The NVDIMM fits into a DIMM slot and is therefore accessed via the high-speed memory bus, but it is treated as if it were 8GB of block storage, according to HPE. This means that the servers in question - updated versions of the popular ProLiant DL360 and DL380 models - effectively gain a small pool of super-fast storage.
HPE claimed that this can deliver up to 34 times the number of IOPS than an SSD connected to a SAS interface, with much lower latency as well.
This speed is designed to give a boost to applications such as databases and online transaction processing, big data and searches, but for critical applications customers need the assurance that data will not be lost in the event of a power glitch or if the server goes down, hence the flash backup.
"The technology is NVDIMM-N, which is a JEDEC-defined standard. It's actually a DIMM form factor, so it looks and feels like a regular memory DIMM," said Richard Slyfield, HPE's server options category manager for EMEA.
"On one side of the DIMM it has 8GB DRAM that provides the performance, and on the other side is an 8GB Nand flash that provides the persistence, so in the event of a power failure, any active data will be dumped to the Nand flash rather than being lost."
The latter works in conjunction with HPE's Smart Storage Battery feature that can provide enough power for the server to close down gracefully in the event of a power outage.
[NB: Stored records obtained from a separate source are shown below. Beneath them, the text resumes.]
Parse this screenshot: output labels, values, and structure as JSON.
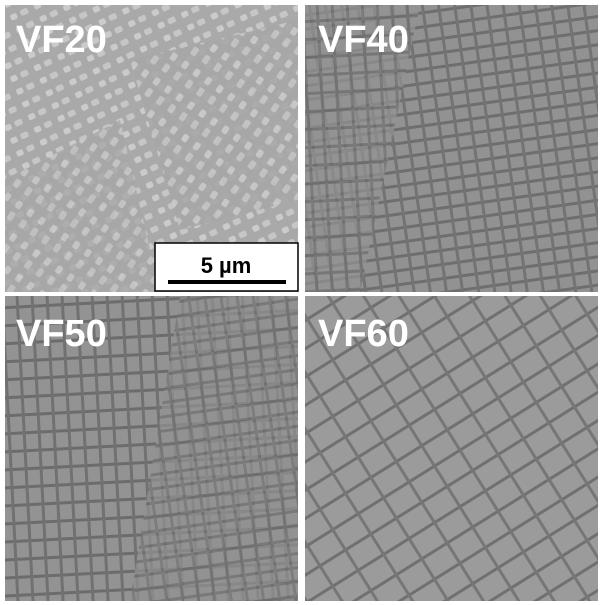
{
  "panels": [
    {
      "label": "VF20"
    },
    {
      "label": "VF40"
    },
    {
      "label": "VF50"
    },
    {
      "label": "VF60"
    }
  ],
  "scale_bar": {
    "label": "5 µm"
  }
}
HPE is not the first to see the potential of putting non-volatile storage onto a DIMM. Smart Storage Systems (now part of SanDisk) launched an UlltraDimm product a few years ago that used flash memory instead of RAM.
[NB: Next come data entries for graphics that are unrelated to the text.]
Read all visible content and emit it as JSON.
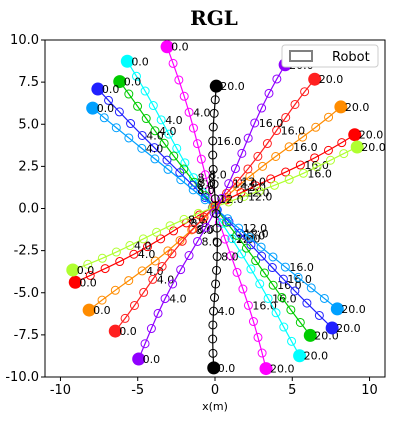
{
  "chart_data": {
    "type": "line",
    "title": "RGL",
    "xlabel": "x(m)",
    "ylabel": "",
    "xlim": [
      -11,
      11
    ],
    "ylim": [
      -10,
      10
    ],
    "xticks": [
      -10,
      -5,
      0,
      5,
      10
    ],
    "yticks": [
      10.0,
      7.5,
      5.0,
      2.5,
      0.0,
      -2.5,
      -5.0,
      -7.5,
      -10.0
    ],
    "legend": {
      "position": "top-right",
      "entries": [
        {
          "label": "Robot",
          "color": "#808080"
        }
      ]
    },
    "time_labels_shown": [
      "0.0",
      "4.0",
      "8.0",
      "12.0",
      "16.0",
      "20.0"
    ],
    "series": [
      {
        "color": "#ff00ff",
        "start": [
          -3.1,
          9.6
        ],
        "end": [
          3.3,
          -9.5
        ]
      },
      {
        "color": "#00ffff",
        "start": [
          -5.8,
          8.8
        ],
        "end": [
          5.6,
          -8.8
        ]
      },
      {
        "color": "#00cc00",
        "start": [
          -6.3,
          7.6
        ],
        "end": [
          6.3,
          -7.6
        ]
      },
      {
        "color": "#2020ff",
        "start": [
          -7.6,
          7.1
        ],
        "end": [
          7.6,
          -7.1
        ]
      },
      {
        "color": "#00a0ff",
        "start": [
          -7.8,
          5.9
        ],
        "end": [
          7.8,
          -5.9
        ]
      },
      {
        "color": "#ff8c00",
        "start": [
          -8.0,
          -6.1
        ],
        "end": [
          8.0,
          6.1
        ]
      },
      {
        "color": "#ff0000",
        "start": [
          -9.0,
          -4.4
        ],
        "end": [
          9.0,
          4.4
        ]
      },
      {
        "color": "#b0ff30",
        "start": [
          -9.3,
          -3.6
        ],
        "end": [
          9.3,
          3.6
        ]
      },
      {
        "color": "#ff2020",
        "start": [
          -6.6,
          -7.2
        ],
        "end": [
          6.6,
          7.6
        ]
      },
      {
        "color": "#9000ff",
        "start": [
          -5.0,
          -8.9
        ],
        "end": [
          4.6,
          8.5
        ]
      },
      {
        "color": "#000000",
        "start": [
          0.0,
          -9.5
        ],
        "end": [
          0.0,
          7.3
        ]
      }
    ]
  }
}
However, HPE is seeking the backing of key software vendors to support its NVDIMM, including Microsoft, Linux developers such as Red Hat and Suse and big data firms such as Hortonworks.
"We're working with Microsoft's SQL Server team heavily to make sure we have drivers in the box for that, also for Windows Server 2012 R2," Slyfield said.
HPE also aims to have drivers ready for Windows Server 2016 that will provide byte-addressable access to the NVDIMM rather than treating it as a block storage device, he claimed.
"The sort of application and workloads where we see this perfectly fitting are big data workloads, analytical workloads and cloud workloads where faster performance is needed for faster SLAs," Slyfield said.
HPE sees this as just the first product in its Persistent Memory portfolio, and future products will further blur the boundary between memory and non-volatile storage, the firm said.